Entre le XVème et le XVIIème siècle, les artistes de la Renaissance – notamment en Italie – confèrent un regain d’intérêt pour l’Antiquité romaine et grecque. Sans vergogne, ils piochent l’inspiration dans les cultures oubliées pour façonner un socle solide à exploiter pour la musique. Il ne s’agit pas tant de copie grossière voire de vol, mais comme l’expliquait le réalisateur Kirby Ferguson lors d’une conférence (et de façon plus détaillée dans son documentaire Everything Is A Remix), il est question de comprendre comment l’Humain se réapproprie l’histoire de l’art et son passé.

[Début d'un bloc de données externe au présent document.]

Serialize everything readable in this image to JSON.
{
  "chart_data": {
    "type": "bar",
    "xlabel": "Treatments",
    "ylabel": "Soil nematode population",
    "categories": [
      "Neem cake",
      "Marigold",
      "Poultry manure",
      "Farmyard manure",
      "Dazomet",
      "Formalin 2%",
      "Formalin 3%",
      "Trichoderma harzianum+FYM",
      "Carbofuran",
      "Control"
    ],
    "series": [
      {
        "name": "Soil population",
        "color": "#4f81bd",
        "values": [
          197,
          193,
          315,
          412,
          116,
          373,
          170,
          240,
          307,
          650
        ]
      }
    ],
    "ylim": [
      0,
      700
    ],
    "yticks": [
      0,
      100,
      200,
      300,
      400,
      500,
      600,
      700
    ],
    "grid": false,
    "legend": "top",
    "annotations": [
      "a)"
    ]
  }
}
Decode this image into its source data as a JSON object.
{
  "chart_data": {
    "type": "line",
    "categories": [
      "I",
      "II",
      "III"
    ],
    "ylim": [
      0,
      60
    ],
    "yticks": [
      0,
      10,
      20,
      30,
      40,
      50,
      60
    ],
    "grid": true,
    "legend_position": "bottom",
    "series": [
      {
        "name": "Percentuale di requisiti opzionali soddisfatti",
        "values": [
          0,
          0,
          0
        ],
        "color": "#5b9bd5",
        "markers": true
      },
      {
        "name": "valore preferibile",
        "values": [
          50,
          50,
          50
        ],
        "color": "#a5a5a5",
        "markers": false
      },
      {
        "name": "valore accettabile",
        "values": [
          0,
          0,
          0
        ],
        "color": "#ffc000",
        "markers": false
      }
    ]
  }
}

… pour mieux envisager l’avenir.
Adam de la Halle, Guillaume Dufay, Johannes Ockeghem, Giovanni Pierluigi da Palestrina, Heinrich Schütz… De la fin du Moyen Âge puis durant toute la Renaissance, une génération de compositeurs prépare le terrain aux grands noms de l’époque “baroque”, où l’irrégularité et la liberté de création s’épanouissent davantage. C’est l’époque de Haendel, Vivaldi, Bach, durant laquelle ces derniers développent la polyphonie et le contrepoint, soit l’écriture musicale sur partition telle qu’on la connaît aujourd’hui. Le Quatrième Art semble prêt à accueillir celui qui sera sans doute son plus grand génie, ainsi que ses contemporains tout aussi salutaires.
La période classique constitue les fondements de ce que nous connaissons de la musique aujourd’hui. Mozart, Beethoven et Schubert marquent le temps de leurs empreintes et influencent directement la période romantique portée par Chopin, Schumann, Wagner et Tchaïkovski. Le temps passe à une vitesse folle et le constat se fait ahurissant : les orfèvres de la musique classique dissimulent bien malgré eux celle des temps anciens, comme s’ils marquaient le début d’une frise chronologique. Rien d’étonnant à une époque encore orpheline de la musique enregistrée, qui ne débarquera qu’un siècle plus tard. Occupé par deux guerres meurtrières, le monde se reconnecte à la musique durant les années 50, avec la fameuse “musique contemporaine” qui prend ses racines dans le blues. Viennent finalement le rock, la musique électronique et le hip-hop, aujourd’hui sur les toits du monde. Le reste appartient à l’histoire.
À lire également
Le modern-classical, produit de niche voué à devenir “pop” ?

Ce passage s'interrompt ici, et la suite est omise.